Convey the Minimal Corresponding Source under the terms of this License, and the Corresponding Application Code in a form suitable for, and under terms that permit, the user to recombine or relink the Application with a modified version of the Linked Version to produce a modified Combined Work, in the manner specified by section 6 of the GNU GPL for conveying Corresponding Source.

https://www.gnu.org/licenses/lgpl-3.0.html#section4

In order to be compliant, you would have to also ship linkable object files of the proprietary application code alongside the executable.

[–] BB_C@programming.dev -1 points 10 months ago

It's a conspiracy too big that I don't think anyone of us can really understand or grasp the scale of it all.

Thankfully, the EU was aware and prepared. And the EUPL is ready to usurp whatever project license, whenever needed.

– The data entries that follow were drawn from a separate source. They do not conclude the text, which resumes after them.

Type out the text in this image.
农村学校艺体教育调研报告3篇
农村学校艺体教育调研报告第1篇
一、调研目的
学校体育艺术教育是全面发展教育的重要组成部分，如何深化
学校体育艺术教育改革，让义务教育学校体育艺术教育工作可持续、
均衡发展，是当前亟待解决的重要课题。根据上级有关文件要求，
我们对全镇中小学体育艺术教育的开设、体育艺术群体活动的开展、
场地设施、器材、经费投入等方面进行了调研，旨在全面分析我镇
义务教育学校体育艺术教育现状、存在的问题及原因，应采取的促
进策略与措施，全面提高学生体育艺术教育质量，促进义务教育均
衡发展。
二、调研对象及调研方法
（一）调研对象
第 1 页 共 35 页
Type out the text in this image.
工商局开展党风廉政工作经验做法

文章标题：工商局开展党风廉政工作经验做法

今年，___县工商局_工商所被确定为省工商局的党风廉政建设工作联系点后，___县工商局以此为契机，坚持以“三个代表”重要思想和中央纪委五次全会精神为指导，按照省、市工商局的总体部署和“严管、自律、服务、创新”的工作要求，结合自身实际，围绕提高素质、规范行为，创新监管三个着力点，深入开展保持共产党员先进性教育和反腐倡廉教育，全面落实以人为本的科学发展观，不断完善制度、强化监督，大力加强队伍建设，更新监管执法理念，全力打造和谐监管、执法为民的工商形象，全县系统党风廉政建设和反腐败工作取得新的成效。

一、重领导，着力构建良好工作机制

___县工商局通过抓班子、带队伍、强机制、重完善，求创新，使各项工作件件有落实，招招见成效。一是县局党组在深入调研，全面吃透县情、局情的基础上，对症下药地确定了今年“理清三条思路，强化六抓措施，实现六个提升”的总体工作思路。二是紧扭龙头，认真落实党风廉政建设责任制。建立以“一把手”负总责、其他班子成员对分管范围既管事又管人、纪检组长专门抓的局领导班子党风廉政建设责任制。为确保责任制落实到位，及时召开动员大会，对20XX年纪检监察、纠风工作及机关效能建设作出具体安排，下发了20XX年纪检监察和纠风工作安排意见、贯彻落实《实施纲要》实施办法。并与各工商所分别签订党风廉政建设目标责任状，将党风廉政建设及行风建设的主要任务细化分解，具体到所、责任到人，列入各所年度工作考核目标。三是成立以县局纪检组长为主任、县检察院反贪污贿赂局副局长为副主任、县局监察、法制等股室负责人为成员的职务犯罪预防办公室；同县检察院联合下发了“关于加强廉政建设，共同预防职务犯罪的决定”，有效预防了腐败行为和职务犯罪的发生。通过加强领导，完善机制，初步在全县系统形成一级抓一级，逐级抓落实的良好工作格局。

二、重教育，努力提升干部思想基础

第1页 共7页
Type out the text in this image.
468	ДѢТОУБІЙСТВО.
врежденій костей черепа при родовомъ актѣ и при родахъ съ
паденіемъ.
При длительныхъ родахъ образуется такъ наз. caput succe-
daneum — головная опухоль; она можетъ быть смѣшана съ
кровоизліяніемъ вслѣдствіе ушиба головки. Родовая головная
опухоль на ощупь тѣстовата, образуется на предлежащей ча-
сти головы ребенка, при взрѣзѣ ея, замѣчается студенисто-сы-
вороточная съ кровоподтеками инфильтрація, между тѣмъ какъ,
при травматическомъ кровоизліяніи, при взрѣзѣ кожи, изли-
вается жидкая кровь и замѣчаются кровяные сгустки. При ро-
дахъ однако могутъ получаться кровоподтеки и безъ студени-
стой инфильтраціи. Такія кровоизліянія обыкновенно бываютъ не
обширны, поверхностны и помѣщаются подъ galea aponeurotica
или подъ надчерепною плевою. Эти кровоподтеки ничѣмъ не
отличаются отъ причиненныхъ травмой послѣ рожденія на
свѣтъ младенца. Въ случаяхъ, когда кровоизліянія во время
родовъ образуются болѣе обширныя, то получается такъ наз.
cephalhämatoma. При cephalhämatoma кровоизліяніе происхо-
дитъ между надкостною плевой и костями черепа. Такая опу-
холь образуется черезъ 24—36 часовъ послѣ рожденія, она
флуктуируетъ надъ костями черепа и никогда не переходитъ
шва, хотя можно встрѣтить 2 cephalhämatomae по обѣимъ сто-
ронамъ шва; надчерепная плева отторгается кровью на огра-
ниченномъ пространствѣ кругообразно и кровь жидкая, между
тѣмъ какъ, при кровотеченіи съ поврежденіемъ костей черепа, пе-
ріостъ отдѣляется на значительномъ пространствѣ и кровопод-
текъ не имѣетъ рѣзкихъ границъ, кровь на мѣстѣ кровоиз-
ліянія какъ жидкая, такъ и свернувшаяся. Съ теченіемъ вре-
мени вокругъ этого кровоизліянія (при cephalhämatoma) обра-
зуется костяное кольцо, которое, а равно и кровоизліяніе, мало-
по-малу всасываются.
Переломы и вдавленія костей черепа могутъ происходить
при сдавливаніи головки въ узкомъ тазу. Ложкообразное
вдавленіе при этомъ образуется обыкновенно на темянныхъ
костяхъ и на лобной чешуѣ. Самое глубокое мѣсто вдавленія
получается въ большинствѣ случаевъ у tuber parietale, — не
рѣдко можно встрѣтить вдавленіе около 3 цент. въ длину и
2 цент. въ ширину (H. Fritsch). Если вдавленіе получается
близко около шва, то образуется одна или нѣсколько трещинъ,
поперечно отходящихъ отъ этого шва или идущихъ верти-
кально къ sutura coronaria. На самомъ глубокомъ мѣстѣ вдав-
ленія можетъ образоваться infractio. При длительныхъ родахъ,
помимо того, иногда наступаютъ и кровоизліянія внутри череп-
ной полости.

[–] anlumo@feddit.de -1 points 10 months ago

The GNU project emerged from academics, which don’t get paid for their software in general, they get paid for writing papers about it. So, they want to stop all commercial use of their software.

The Rust project emerged from the startup culture, where everything is just a stepping stone to eventually get sold in some kind of software project to get rich. So, being able to use the software in a commercial setting is essential.